0:0 Fine-tuning GPT 3.5 Turbo
1:44 Downloading the Training Data
2:57 Why Fine-tune an Agent
4:19 Training Data Format
6:10 Running OpenAI Fine-Tuning
9:4 Using Fine-Tuned GPT 3.5 in LangChain
11:1 Chatting with the Fine-Tuned Agent

Transcript

Today we're going to take a look at fine-tuning GPT 3.5. This is a very new feature that has been released by OpenAI and it gives us the ability to fine-tune our own custom GPT 3.5 models. So we can feed it a ton of our own conversations that are the ideal conversations we would like our chatbot or conversational agent to have and with those OpenAI will fine-tune a GPT 3.5 model and give that back to us as a sort of custom model that we can then just retrieve from the API given a...

we'll basically get like a unique ID for each model. So that's really cool because with these models, I mean there's a few things that we can do to improve them. We can do a ton of prompt engineering. It takes a long time but usually doesn't get us all the way there.

We can also do retrieval augmentation. Again it helps in some cases but not in others and if we add fine-tuning into that mix we actually have a lot of what we need in order to get almost any type of behavior that we'd like from our chatbots. So this is a very important feature and one that is going to become a key part of anyone's toolkit who is developing AI applications.

So a big part of fine-tuning is always data preparation and collection. We're going to touch on that in this video but I'm actually going to leave the majority of that for another video although it is very interesting so I definitely want to go into details of how I'm building these datasets.

But for now we'll just jump straight into the fine-tuning component. Okay so we're going to get started with this notebook here. We have a few installs here. We go ahead install those. We're going to get our dataset. So again this is one that I've pre-built. I will say there wasn't much manual work in this.

It's kind of all automated to build it. Essentially you can kind of see what we have here. These are all actually different but the system message for each one of these is the same but then you have like essentially like a conversation or a small segment of a conversation down here.

All of these are generated by GPT-4 so we can almost think of this fine-tuning as a form of knowledge distillation which is where you would use one model's knowledge and distill that knowledge into another model through some sort of fine-tuning approach which is what we're doing here. Now you can see example one the records here.

We have the role system. This is the template system prompt from LangChain. We have this role user and then we have you can see we have tools in here right. So that's the bit that is the most important because what I want to do here is actually fine-tune chat or GPT-3.5 to be a better agent and the issue that I have with GPT-3.5 as an agent is that it really struggles to use this JSON format.

So you can kind of see it here. It just seems to struggle with it a lot. GPT-4 does very well and that's why I've used GPT-4 to generate this data set. GPT-3.5 not so much. So we've created this data set in order to essentially teach it how to better use that format.

Okay now this is just focusing on almost like a retrieval tool only. Naturally in a real use case we would want more diverse conversations not just using a single tool. We'd want multiple tools and we'd also want conversations that are not necessarily always using tools but for this example I think this is good enough.

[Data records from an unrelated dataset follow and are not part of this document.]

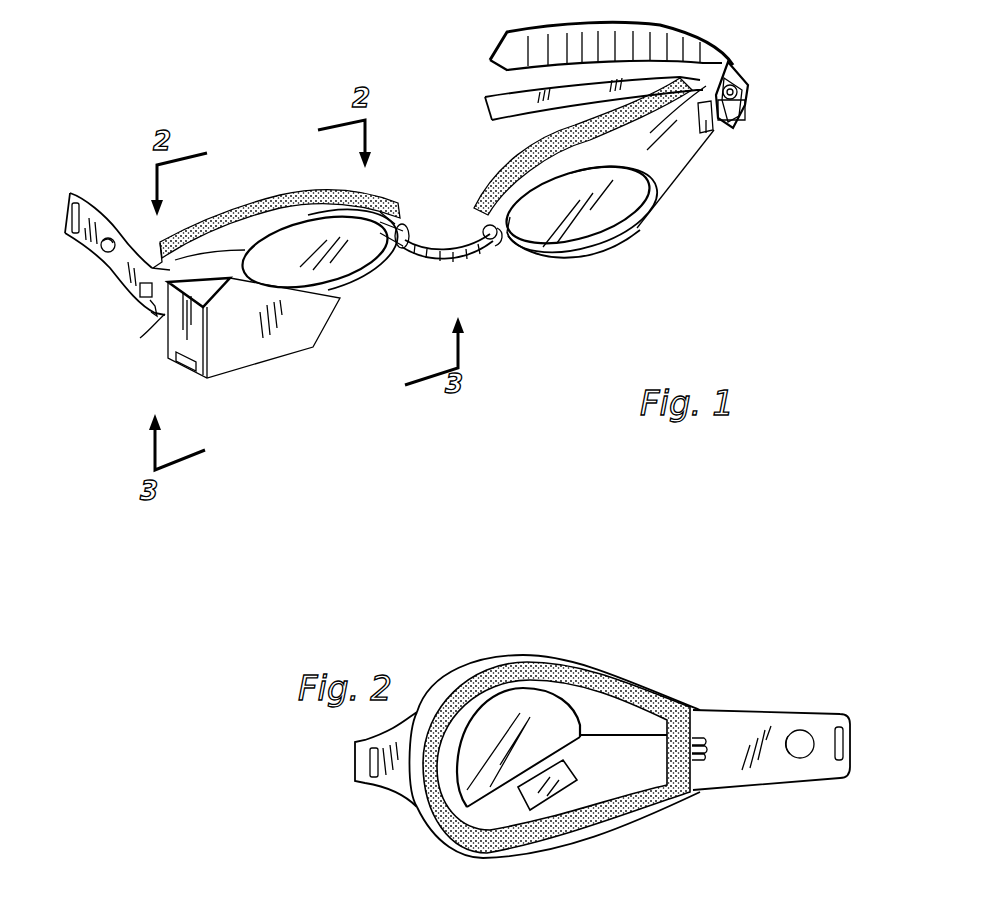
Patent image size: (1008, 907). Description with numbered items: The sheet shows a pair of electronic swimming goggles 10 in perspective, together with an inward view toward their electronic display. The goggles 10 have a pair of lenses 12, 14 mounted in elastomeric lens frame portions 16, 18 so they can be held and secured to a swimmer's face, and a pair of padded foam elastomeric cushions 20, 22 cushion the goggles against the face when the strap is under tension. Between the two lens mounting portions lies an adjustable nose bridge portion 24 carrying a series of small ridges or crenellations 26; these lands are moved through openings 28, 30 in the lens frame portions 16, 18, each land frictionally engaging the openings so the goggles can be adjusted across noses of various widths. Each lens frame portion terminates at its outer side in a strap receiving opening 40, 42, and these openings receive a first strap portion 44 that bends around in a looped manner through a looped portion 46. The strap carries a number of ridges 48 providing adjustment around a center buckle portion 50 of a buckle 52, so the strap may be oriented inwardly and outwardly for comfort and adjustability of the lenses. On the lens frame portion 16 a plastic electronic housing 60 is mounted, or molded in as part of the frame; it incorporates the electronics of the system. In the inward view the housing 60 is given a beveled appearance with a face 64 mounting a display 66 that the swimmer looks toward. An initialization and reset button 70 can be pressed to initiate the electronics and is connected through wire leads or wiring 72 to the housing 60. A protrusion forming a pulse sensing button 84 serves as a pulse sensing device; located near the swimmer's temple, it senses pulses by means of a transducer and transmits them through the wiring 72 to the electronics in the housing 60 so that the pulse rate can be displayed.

In FIG. 1, the goggles 10 is at (665, 230).
In FIG. 1, the lens 12 is at (350, 250).
In FIG. 1, the lens 14 is at (570, 217).
In FIG. 1, the lens frame portion 16 is at (300, 215).
In FIG. 1, the lens frame portion 18 is at (668, 180).
In FIG. 1, the padded foam elastomeric cushion 20 is at (267, 208).
In FIG. 1, the padded foam elastomeric cushion 22 is at (503, 170).
In FIG. 1, the adjustable nose bridge portion 24 is at (464, 257).
In FIG. 1, the crenellations 26 is at (418, 245).
In FIG. 1, the opening 28 is at (522, 262).
In FIG. 1, the opening 30 is at (393, 220).
In FIG. 1, the strap receiving opening 40 is at (160, 313).
In FIG. 1, the strap receiving opening 42 is at (710, 133).
In FIG. 1, the first strap portion 44 is at (93, 207).
In FIG. 1, the looped portion 46 is at (750, 116).
In FIG. 1, the ridges 48 is at (583, 33).
In FIG. 1, the center buckle portion 50 is at (727, 54).
In FIG. 1, the buckle 52 is at (748, 84).
In FIG. 1, the electronic housing 60 is at (290, 340).
In FIG. 2, the electronic housing 60 is at (648, 738).
In FIG. 1, the face 64 is at (188, 373).
In FIG. 2, the face 64 is at (610, 755).
In FIG. 2, the display 66 is at (545, 793).
In FIG. 1, the initialization and reset button 70 is at (103, 248).
In FIG. 2, the wiring 72 is at (710, 737).
In FIG. 2, the pulse sensing button 84 is at (803, 728).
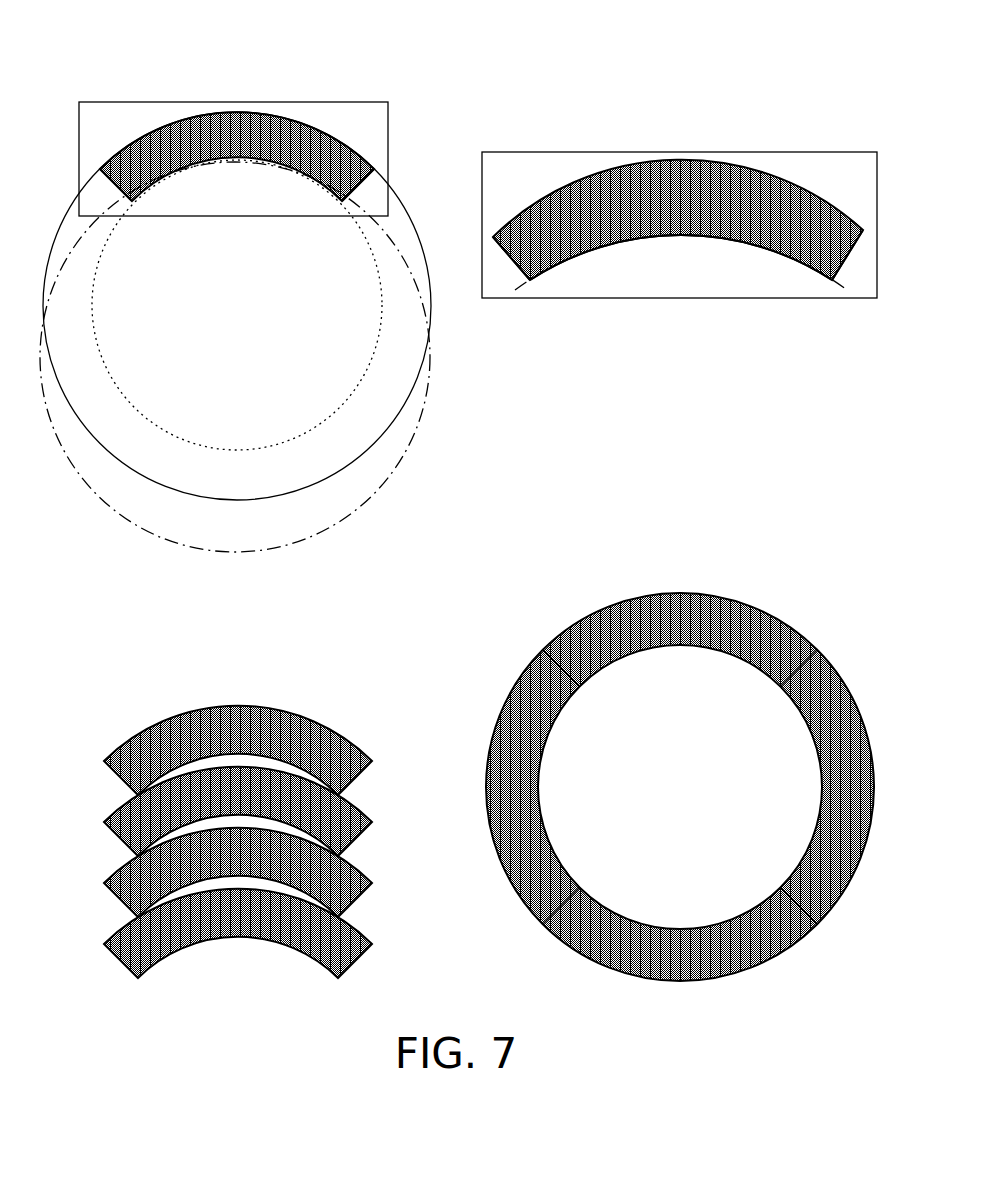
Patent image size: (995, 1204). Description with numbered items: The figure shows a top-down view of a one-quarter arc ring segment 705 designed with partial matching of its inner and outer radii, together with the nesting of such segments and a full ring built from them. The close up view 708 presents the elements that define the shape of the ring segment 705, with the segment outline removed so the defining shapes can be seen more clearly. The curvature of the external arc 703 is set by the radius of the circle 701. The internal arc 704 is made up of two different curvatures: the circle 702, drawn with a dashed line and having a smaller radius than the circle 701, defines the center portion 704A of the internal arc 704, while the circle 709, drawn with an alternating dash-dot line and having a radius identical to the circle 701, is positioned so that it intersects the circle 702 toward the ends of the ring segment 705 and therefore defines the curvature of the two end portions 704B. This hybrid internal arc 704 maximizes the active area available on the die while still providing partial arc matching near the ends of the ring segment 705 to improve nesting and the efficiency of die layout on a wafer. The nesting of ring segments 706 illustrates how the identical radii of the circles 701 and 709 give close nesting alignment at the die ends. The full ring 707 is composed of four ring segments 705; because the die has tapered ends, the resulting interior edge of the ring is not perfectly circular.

The circle 701 is at (129, 475).
The circle 702 is at (205, 452).
The external arc 703 is at (492, 225).
The internal arc 704 is at (332, 201).
The center portion of the internal arc 704A is at (583, 258).
The end portions of the internal arc 704B is at (577, 266).
The ring segment 705 is at (229, 136).
The nesting of ring segments 706 is at (351, 726).
The full ring 707 is at (807, 610).
The close up view 708 is at (494, 155).
The circle 709 is at (202, 560).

So I'm just going to save this to a local JSON lines file. We can see over here we can open this and all we will see is this. So we have our messages. So this is the format we need to follow when we're training. So we have a like a dictionary of messages and then we have a list of multiple messages that we're going to be training on.

Each one of these represents a single conversation. Okay we can go across like I said the first system message is the same for all of them. Again that's maybe something you'd want to modify or maybe you just use your particular format that you're using for a chatbot that you'd like to train.

So here we have next message role users. We have the tools that the assistant can use. Okay see these are all going to be the same again and then we get to here and this is where things begin to change. So here we have the end of the user message which is where we have a question from the user.

That is followed by the assistant responding with I want to use a vector search tool and it uses this JSON format that we've set up. And what we have here is like a search query. Okay main focus of technical report. This technical report and you see this is kind of coming from this.

Right all of this is generated by gpt4. So we said okay this is a question based on some information that we have from a data set. Make a search query which is what we have there and then continue and we get the context and we get later on an answer as well near the end.

Okay here assistant JSON action final answer. Focus of the technical report so on and so on is this. Right that's our format. So then we want to go on to here where we are going to first upload the files that we're going to be using for fine tuning. So that's our conversation JSON lines file.

We're going to be using this OpenAI file create which is obviously a new method in the OpenAI client. So you do need to make sure you have updated the client. The version I'm using here is 0279. Okay cool from that you we run this and we'll get a file id.

We need to take that so we get it from here. Get the file id and we're going to use it to create a fine tuning job. Okay so this is the actual like the fine tuning of our model and we specify what model we would like to fine tune.

At the moment this is our only option. So we run that. We should also sometimes it can take a little bit of time for this file to be available but you'll see if you if it pops up with an error here that means it just isn't available yet. So you just need to wait a little bit.

It doesn't take too long though. Okay so now we can see we we have this fine tuning job running and it says finish at null. That's because obviously it takes a little bit of time for the model to be fine tuned. So we essentially need to just wait until this is not null anymore and once that is not null we will also get our fine tuned model id which we'll need to use later on.

So we can yeah we'll get the job id where is that it is here and using that job id we can just retrieve the information for our fine tuning job like so. Okay so you see it still hasn't finished and it won't actually finish for a while. You can also check this so this will just say hey look created fine tuning job and then fine tuning job actually started.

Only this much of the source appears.